Today is Aug. 15th, my birthday.
I was born 39 years ago here in NYC. I've been through a lot of things in my life - both good & bad and like most of you, kept on moving forward. Age didn't scare me until a few days ago when I started feeling sick & ended up in the emergency room at Lenox Hill hospital. According to the doctors, they didn't find anything obviously wrong. Great. I don't know if I should be celebrating or concerned. It did remind me (after viewing my X-rays) that I had mild Levoscoliosis of the lumbar spine. The first time I found this out was about 5 years ago. It has now brought up concerns about my health & posture.
So much so, that I decided I'll sign up for some type of stretching class & physical Therapy to perhaps slow down the curvature. It isn't obvious if you look at me, so don't count me out yet.... Anyone else have this?? I'm curious. The only thing I've experienced is lower back pain off & on, especially if I'm sitting in one position for too long.

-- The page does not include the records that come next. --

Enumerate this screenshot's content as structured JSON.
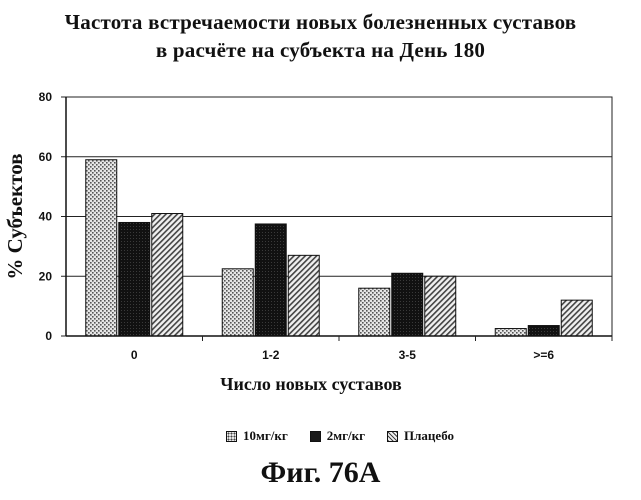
{
  "chart_data": {
    "type": "bar",
    "title_lines": [
      "Частота встречаемости новых болезненных суставов",
      "в расчёте на субъекта на День 180"
    ],
    "xlabel": "Число новых суставов",
    "ylabel": "% Субъектов",
    "ylim": [
      0,
      80
    ],
    "yticks": [
      0,
      20,
      40,
      60,
      80
    ],
    "grid": true,
    "legend_position": "bottom",
    "categories": [
      "0",
      "1-2",
      "3-5",
      ">=6"
    ],
    "series": [
      {
        "name": "10мг/кг",
        "values": [
          59,
          22.5,
          16,
          2.5
        ],
        "color": "#bdbdbd",
        "pattern": "dots"
      },
      {
        "name": "2мг/кг",
        "values": [
          38,
          37.5,
          21,
          3.5
        ],
        "color": "#1a1a1a",
        "pattern": "solid"
      },
      {
        "name": "Плацебо",
        "values": [
          41,
          27,
          20,
          12
        ],
        "color": "#cfcfcf",
        "pattern": "diagonal"
      }
    ]
  },
  "figure_label": "Фиг. 76А"
}
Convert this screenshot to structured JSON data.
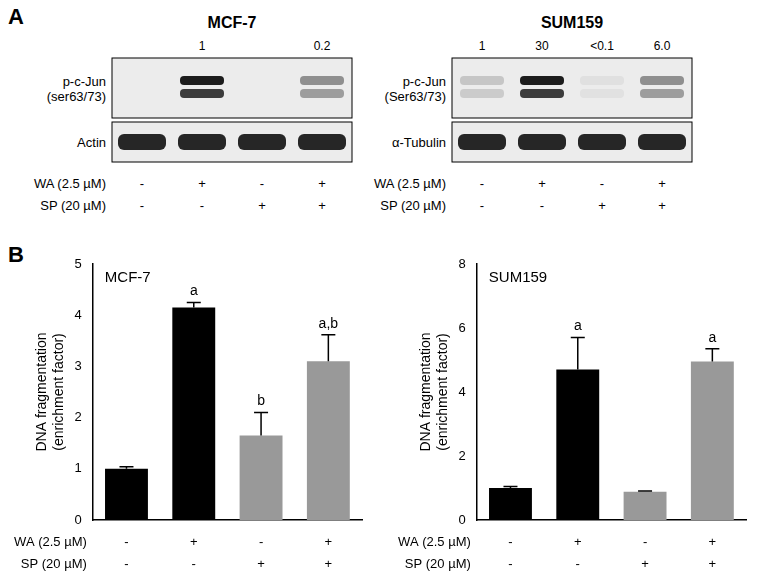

Sure, I got a little sad, but my sadness stemmed from how my partner would look at me 'if' this got worse. Would he think I was ugly? not attractive? You know, all those ugly, awful thoughts we should really avoid but can't help but think about. After expressing my concerns to him he told me he would love me no matter what & that he thinks I'm beautiful both inside & out. I believe him, he's never proven otherwise.
So today I celebrate, because it's another year of life that God has given me to live. Another year he has given me to celebrate with my family & friends. Another year to grow my business. It's another year he has given me to love HIM & care for others.
I am thankful & know that worrying will only cause the bad thoughts to start rolling in. So, I will continue to move forward and allow more love in my life & less worry. I'm not going to lie, I'd rather be turning 25. But continuing to wish that would be living in the past & not in what life has for me today.
As I look out my window the rain is starting to come down. As I look to my left I see a dog who loves me unconditionally & then I look at the bathroom mirror at what my husband wrote this morning. So cute.